Generalised vasodilatation may result in circulatory collapse; raising the patient’s legs may suffice. In severe cases, volume expansion by intravenous fluids may be needed; infusion fluids should be warmed before administration in order not to aggravate hypothermia.

Positive inotropic agents such as dopamine may be tried if fluid replacement is insufficient to correct the circulatory collapse. Peripheral vasoconstrictor agents are not generally recommended. Avoid the use of adrenaline.

Ventricular or supraventricular tachy-arrhythmias usually respond to restoration of normal body temperature and correction of circulatory or metabolic disturbances. If persistent or life threatening, appropriate anti-arrhythmic therapy may be considered. Avoid lidocaine and, as far as possible, long acting anti-arrhythmic drugs.

Pronounced central nervous system depression requires airway maintenance or, in extreme circumstances, assisted respiration. Severe dystonic reactions usually respond to procyclidine (5-10 mg) or orphenadrine (20-40 mg) administered intramuscularly or intravenously. Convulsions should be treated with intravenous diazepam.

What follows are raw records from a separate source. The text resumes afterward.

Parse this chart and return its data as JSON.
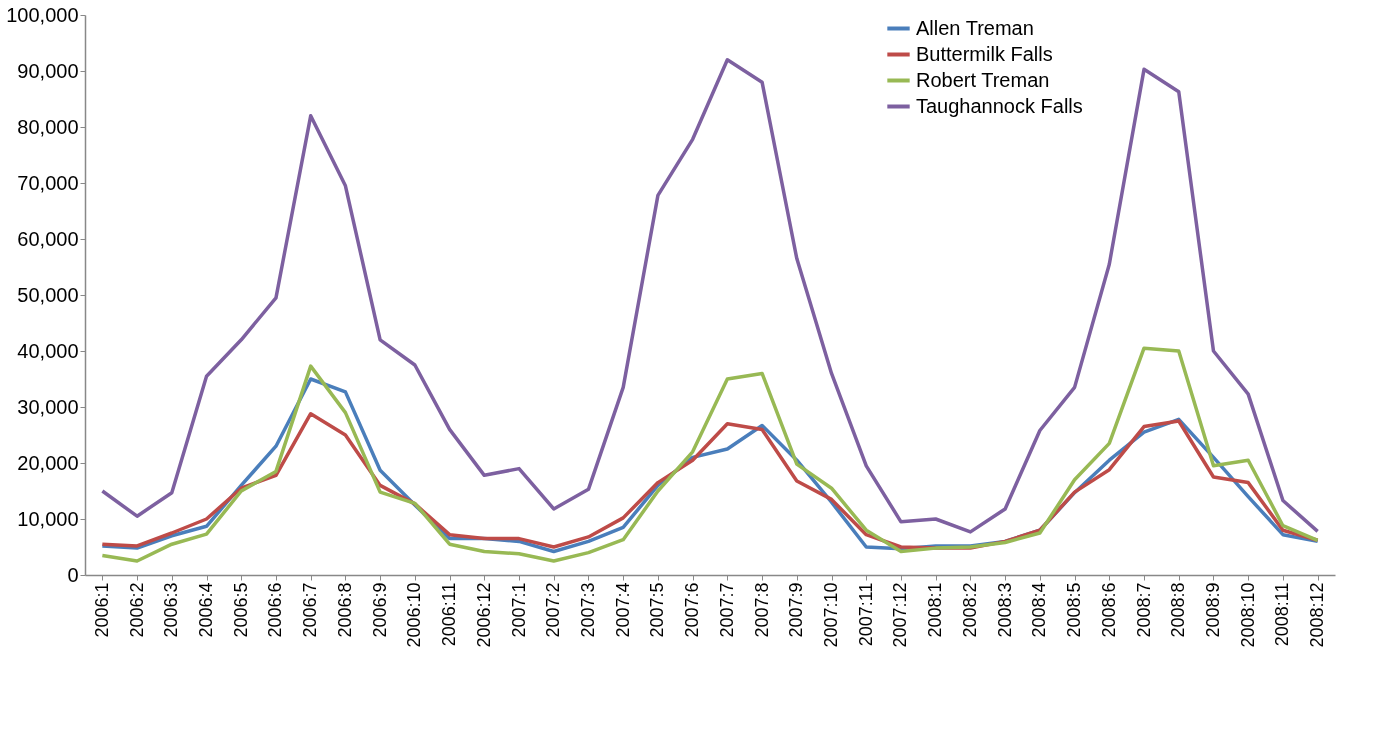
{
  "chart_data": {
    "type": "line",
    "categories": [
      "2006:1",
      "2006:2",
      "2006:3",
      "2006:4",
      "2006:5",
      "2006:6",
      "2006:7",
      "2006:8",
      "2006:9",
      "2006:10",
      "2006:11",
      "2006:12",
      "2007:1",
      "2007:2",
      "2007:3",
      "2007:4",
      "2007:5",
      "2007:6",
      "2007:7",
      "2007:8",
      "2007:9",
      "2007:10",
      "2007:11",
      "2007:12",
      "2008:1",
      "2008:2",
      "2008:3",
      "2008:4",
      "2008:5",
      "2008:6",
      "2008:7",
      "2008:8",
      "2008:9",
      "2008:10",
      "2008:11",
      "2008:12"
    ],
    "series": [
      {
        "name": "Allen Treman",
        "color": "#4a7ebb",
        "values": [
          5200,
          4800,
          7000,
          8700,
          16000,
          23000,
          35000,
          32700,
          18700,
          12500,
          6500,
          6500,
          6000,
          4200,
          6000,
          8500,
          16000,
          21000,
          22500,
          26700,
          20500,
          13000,
          5000,
          4700,
          5200,
          5200,
          6000,
          8000,
          14700,
          20500,
          25500,
          27800,
          21000,
          14000,
          7200,
          6000
        ]
      },
      {
        "name": "Buttermilk Falls",
        "color": "#be4b48",
        "values": [
          5500,
          5200,
          7500,
          10000,
          15500,
          17800,
          28800,
          25000,
          16000,
          12700,
          7200,
          6500,
          6500,
          5000,
          6800,
          10200,
          16500,
          20500,
          27000,
          26000,
          16800,
          13500,
          7200,
          5000,
          4800,
          4800,
          6000,
          8000,
          14800,
          18800,
          26500,
          27500,
          17500,
          16500,
          8000,
          6200
        ]
      },
      {
        "name": "Robert Treman",
        "color": "#98b954",
        "values": [
          3500,
          2500,
          5500,
          7300,
          15000,
          18500,
          37300,
          29000,
          14800,
          12800,
          5500,
          4200,
          3800,
          2500,
          4000,
          6300,
          15000,
          22000,
          35000,
          36000,
          19800,
          15500,
          8000,
          4200,
          4800,
          5000,
          5800,
          7500,
          17000,
          23500,
          40500,
          40000,
          19500,
          20500,
          8800,
          6200
        ]
      },
      {
        "name": "Taughannock Falls",
        "color": "#7d60a0",
        "values": [
          15000,
          10500,
          14700,
          35500,
          42000,
          49500,
          82000,
          69500,
          42000,
          37500,
          26000,
          17800,
          19000,
          11800,
          15300,
          33500,
          67800,
          77800,
          92000,
          88000,
          56500,
          36000,
          19500,
          9500,
          10000,
          7700,
          11800,
          25800,
          33500,
          55500,
          90300,
          86300,
          40000,
          32300,
          13300,
          7800
        ]
      }
    ],
    "ylim": [
      0,
      100000
    ],
    "yticks": [
      0,
      {
        "value": 10000,
        "label": "10,000"
      },
      {
        "value": 20000,
        "label": "20,000"
      },
      {
        "value": 30000,
        "label": "30,000"
      },
      {
        "value": 40000,
        "label": "40,000"
      },
      {
        "value": 50000,
        "label": "50,000"
      },
      {
        "value": 60000,
        "label": "60,000"
      },
      {
        "value": 70000,
        "label": "70,000"
      },
      {
        "value": 80000,
        "label": "80,000"
      },
      {
        "value": 90000,
        "label": "90,000"
      },
      {
        "value": 100000,
        "label": "100,000"
      }
    ],
    "grid": false,
    "legend": "top right",
    "marker": "none",
    "line_style": "solid"
  }
}
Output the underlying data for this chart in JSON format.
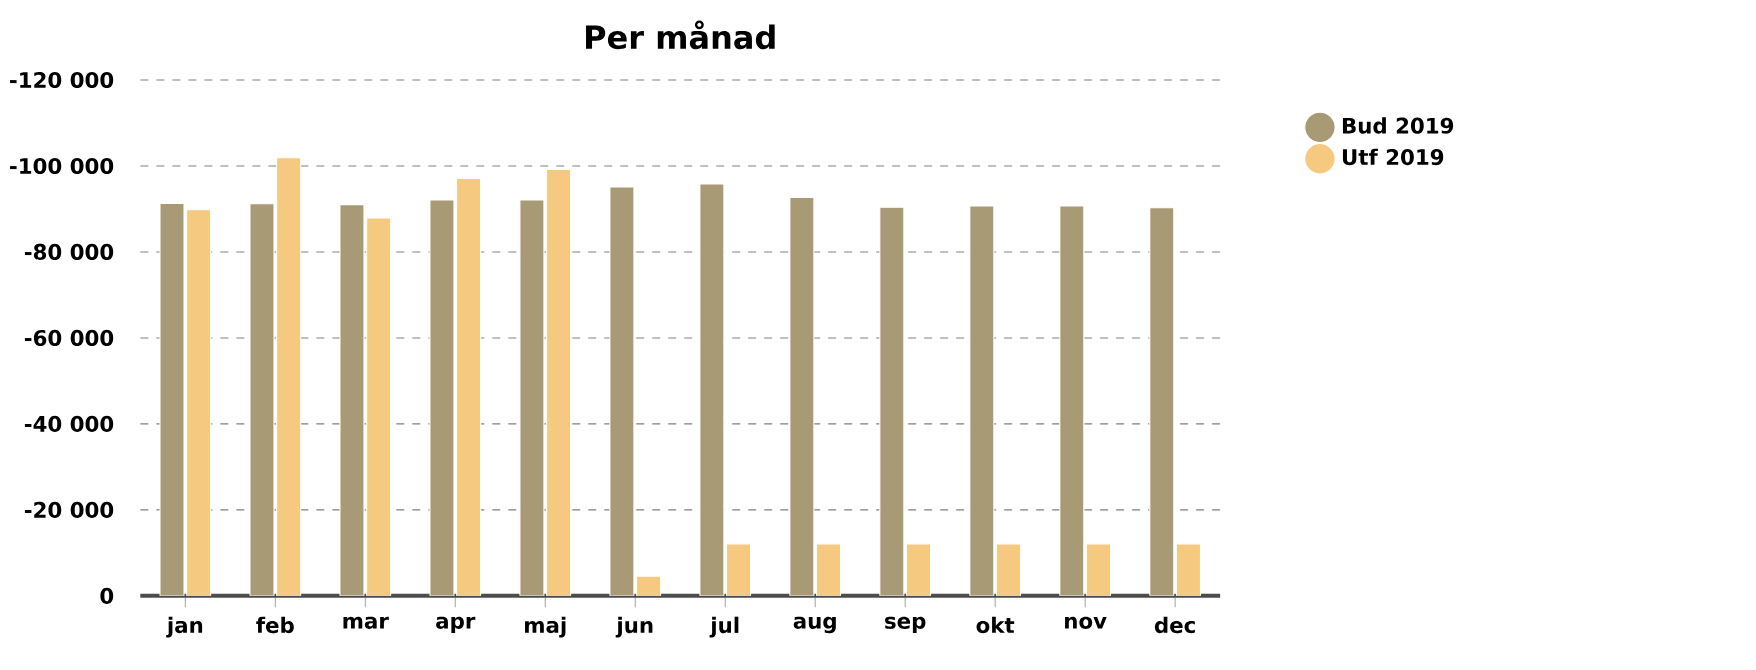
{
  "chart_data": {
    "type": "bar",
    "title": "Per månad",
    "categories": [
      "jan",
      "feb",
      "mar",
      "apr",
      "maj",
      "jun",
      "jul",
      "aug",
      "sep",
      "okt",
      "nov",
      "dec"
    ],
    "series": [
      {
        "name": "Bud 2019",
        "color": "#a89a74",
        "values": [
          -91300,
          -91200,
          -91000,
          -92100,
          -92100,
          -95100,
          -95800,
          -92700,
          -90400,
          -90700,
          -90700,
          -90300
        ]
      },
      {
        "name": "Utf 2019",
        "color": "#f5c97f",
        "values": [
          -89800,
          -101900,
          -87900,
          -97100,
          -99200,
          -4600,
          -12100,
          -12100,
          -12100,
          -12100,
          -12100,
          -12100
        ]
      }
    ],
    "ylim": [
      0,
      -120000
    ],
    "yticks": [
      {
        "value": 0,
        "label": "0"
      },
      {
        "value": -20000,
        "label": "-20 000"
      },
      {
        "value": -40000,
        "label": "-40 000"
      },
      {
        "value": -60000,
        "label": "-60 000"
      },
      {
        "value": -80000,
        "label": "-80 000"
      },
      {
        "value": -100000,
        "label": "-100 000"
      },
      {
        "value": -120000,
        "label": "-120 000"
      }
    ],
    "grid": "y",
    "legend": "top right",
    "marker": "circle"
  }
}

Neuroleptic malignant syndrome should be treated with cooling. Dantrolene sodium may be tried.

5 years.

This medicinal product does not require any special storage conditions.

Tablets are packed in aluminium foil – polyvinylchloride film blisters, with a patient information leaflet, in cartons of 20, 50 or 60 tablets.

Tablets are also packed in polyvinylchloride securitainers containing 100, 500 or 1000 tablets.

Not all pack sizes may be marketed.

No special requirements for disposal.

Any unused medicinal product or waste material should be disposed of in accordance with local requirements.